After canceling out the terms for $p$ and $1-p$, the following is the probability function for the hypergeometric distribution:

$\displaystyle P[X=x \lvert Z=z]=\frac{\displaystyle \binom{n}{x} \binom{m}{z-x}}{\displaystyle \binom{n+m}{z}}$

The above probability distribution describes the situation where there are $n+m$ similar objects, with $n$ objects belong to one class (say green balls) and $m$ objects belong to another class (say yellow balls). We choose $z$ balls out of $n+m$ balls without replacement. The above probability is the probability of having a result of $x$ green balls and $z-x$ yellow balls. There are $\binom{n}{x}$ many ways of choosing $x$ green balls out of $n$ green balls. Likewise, there are $\binom{m}{z-x}$ many ways of choosing $z-x$ yellow balls out of $m$ yellow balls. The total number ways the joint operation can take place is $\binom{n}{x} \binom{m}{z-x}$. Of course, we assume that each of the $\binom{n+m}{z}$ ways of selecting $z$ balls out of $n+m$ balls is equally likely.

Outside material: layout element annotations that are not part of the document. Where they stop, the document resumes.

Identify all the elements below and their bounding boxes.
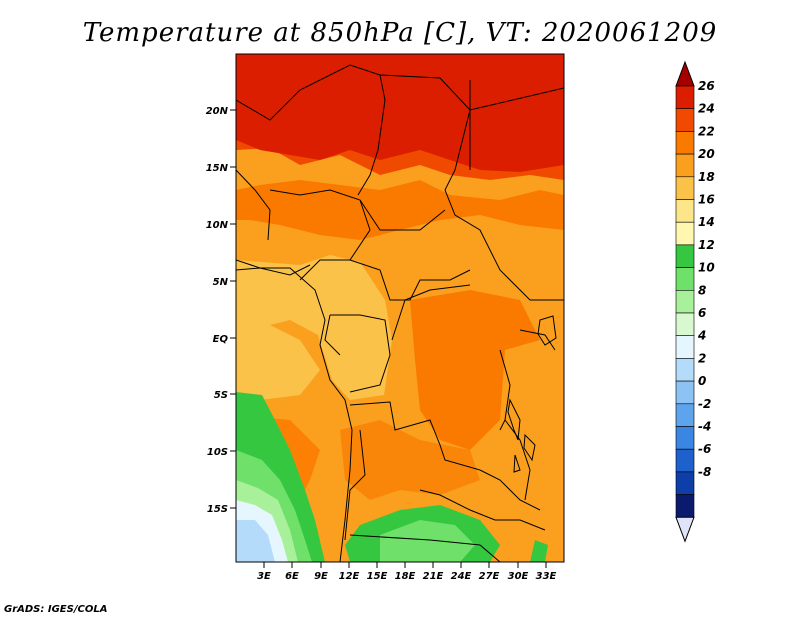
colorbar-label: 0 [698, 374, 706, 388]
colorbar-box [675, 380, 695, 405]
coastline [236, 259, 353, 562]
colorbar-label: 6 [698, 306, 706, 320]
lat-label: 10S [207, 447, 228, 458]
colorbar-box [675, 176, 695, 200]
colorbar-label: -4 [698, 420, 711, 434]
colorbar-label: 12 [698, 238, 715, 252]
colorbar-box [675, 221, 695, 246]
lon-label: 18E [395, 571, 416, 582]
colorbar-cap-top [675, 60, 695, 87]
colorbar-box [675, 426, 695, 450]
lon-label: 3E [257, 571, 271, 582]
colorbar-label: -8 [698, 465, 711, 479]
colorbar-cap-bottom [675, 516, 695, 543]
colorbar-label: 4 [697, 329, 706, 343]
lat-label: EQ [213, 334, 229, 345]
lon-label: 33E [536, 571, 557, 582]
colorbar-box [675, 244, 695, 268]
lon-label: 15E [367, 571, 388, 582]
colorbar-label: 8 [698, 283, 706, 297]
lon-label: 12E [339, 571, 360, 582]
lat-label: 5S [214, 390, 228, 401]
colorbar-box [675, 85, 695, 110]
colorbar-box [675, 448, 695, 473]
map-title: Temperature at 850hPa [C], VT: 202006120… [82, 18, 718, 48]
colorbar-label: -2 [698, 397, 711, 411]
colorbar-box [675, 153, 695, 178]
colorbar-box [675, 267, 695, 291]
lat-label: 15S [207, 504, 228, 515]
lat-axis: 20N 15N 10N 5N EQ 5S 10S 15S [206, 106, 236, 515]
colorbar-label: 10 [698, 261, 715, 275]
lon-label: 21E [423, 571, 444, 582]
temperature-field [236, 54, 564, 562]
lon-label: 9E [314, 571, 328, 582]
colorbar-box [675, 358, 695, 382]
lon-label: 27E [479, 571, 500, 582]
lat-label: 10N [206, 220, 229, 231]
colorbar-label: 24 [698, 102, 715, 116]
colorbar-box [675, 199, 695, 223]
colorbar-label: 14 [698, 215, 715, 229]
colorbar-label: 20 [698, 147, 715, 161]
lon-label: 24E [451, 571, 472, 582]
colorbar-box [675, 471, 695, 495]
lat-label: 15N [206, 163, 229, 174]
colorbar-label: 22 [698, 124, 715, 138]
lat-label: 20N [206, 106, 229, 117]
colorbar-box [675, 312, 695, 337]
lakes [507, 315, 557, 473]
colorbar-label: 2 [698, 351, 706, 365]
colorbar-box [675, 289, 695, 314]
lon-label: 6E [285, 571, 299, 582]
grads-credit: GrADS: IGES/COLA [4, 604, 108, 615]
colorbar-label: -6 [698, 442, 711, 456]
lon-label: 30E [508, 571, 529, 582]
colorbar-label: 26 [698, 79, 715, 93]
colorbar-box [675, 494, 695, 518]
colorbar-box [675, 335, 695, 359]
lat-label: 5N [213, 277, 229, 288]
colorbar-box [675, 108, 695, 132]
map-frame [235, 53, 565, 563]
colorbar-box [675, 131, 695, 155]
country-borders [236, 64, 564, 562]
colorbar-label: 18 [698, 170, 715, 184]
colorbar-box [675, 403, 695, 427]
lon-axis: 3E 6E 9E 12E 15E 18E 21E 24E 27E 30E 33E [257, 562, 557, 582]
colorbar-label: 16 [698, 193, 715, 207]
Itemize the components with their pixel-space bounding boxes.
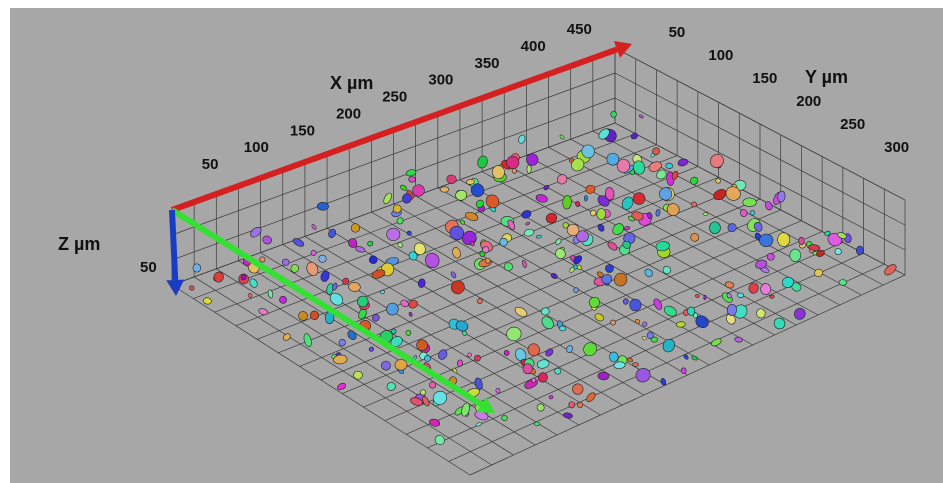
object-blob	[623, 298, 628, 304]
object-blob	[534, 422, 539, 426]
x-tick-label: 50	[202, 156, 219, 173]
y-tick-label: 200	[796, 93, 821, 110]
object-blob	[798, 237, 804, 245]
object-blob	[704, 212, 708, 215]
object-blob	[598, 372, 610, 380]
object-blob	[839, 279, 847, 285]
object-blob	[193, 264, 201, 272]
object-blob	[610, 111, 617, 118]
x-tick-label: 350	[475, 55, 500, 72]
object-blob	[709, 222, 720, 234]
z-tick-label: 50	[140, 259, 157, 276]
y-tick-label: 100	[708, 47, 733, 64]
z-arrow	[172, 210, 175, 280]
y-tick-label: 150	[752, 70, 777, 87]
object-blob	[610, 320, 615, 326]
object-blob	[523, 363, 533, 374]
object-blob	[777, 233, 789, 247]
x-tick-label: 100	[244, 139, 269, 156]
object-blob	[856, 246, 864, 255]
render-view: X µm Y µm Z µm 50 50 100 150 200 250 300 350 40…	[0, 0, 943, 483]
object-blob	[406, 330, 411, 335]
object-blob	[760, 283, 770, 294]
object-blob	[769, 295, 774, 299]
object-blob	[501, 415, 507, 421]
object-blob	[466, 179, 475, 184]
object-blob	[676, 322, 685, 328]
object-blob	[743, 198, 757, 207]
object-blob	[569, 158, 574, 163]
object-blob	[387, 228, 400, 241]
object-blob	[408, 176, 415, 182]
object-blob	[666, 163, 673, 169]
x-tick-label: 200	[336, 105, 361, 122]
y-tick-label: 300	[884, 139, 909, 156]
object-blob	[575, 201, 580, 207]
object-blob	[407, 231, 412, 236]
object-blob	[440, 187, 449, 192]
object-blob	[319, 255, 327, 262]
x-tick-label: 150	[290, 122, 315, 139]
object-blob	[632, 363, 639, 367]
x-axis-label: X µm	[330, 73, 373, 93]
object-blob	[704, 295, 707, 300]
x-tick-label: 400	[521, 38, 546, 55]
y-tick-label: 250	[840, 116, 865, 133]
object-blob	[597, 209, 606, 220]
object-blob	[569, 401, 575, 408]
object-blob	[317, 202, 328, 210]
z-axis-label: Z µm	[58, 234, 100, 254]
object-blob	[790, 249, 801, 262]
object-blob	[291, 264, 299, 272]
object-blob	[609, 352, 618, 362]
object-blob	[559, 326, 566, 331]
x-tick-label: 300	[428, 72, 453, 89]
object-blob	[687, 307, 695, 316]
object-blob	[282, 259, 290, 266]
x-tick-label: 250	[382, 89, 407, 106]
x-tick-label: 450	[567, 21, 592, 38]
y-tick-label: 50	[669, 24, 686, 41]
object-blob	[681, 368, 687, 374]
object-blob	[728, 223, 737, 231]
object-blob	[536, 235, 541, 238]
object-blob	[527, 165, 532, 174]
object-blob	[617, 159, 630, 172]
object-blob	[642, 322, 647, 327]
y-axis-label: Y µm	[805, 67, 848, 87]
object-blob	[695, 294, 699, 298]
object-blob	[584, 195, 587, 201]
object-blob	[651, 337, 658, 343]
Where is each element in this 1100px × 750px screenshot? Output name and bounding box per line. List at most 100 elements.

In the conditional probability in our example, the probability of success (0.25) in the individual Bernoulli trials that make up the two binomial distributions is not used. This is because the terms for $p$ and $1-p$ are canceled out. If each multiple choice quiz has a different probability of success, then the resulting conditional distribution $P[X=x \lvert X+Y=z]$ is no longer hypergeometric. In that case, the conditional probability must be obtained by first principle.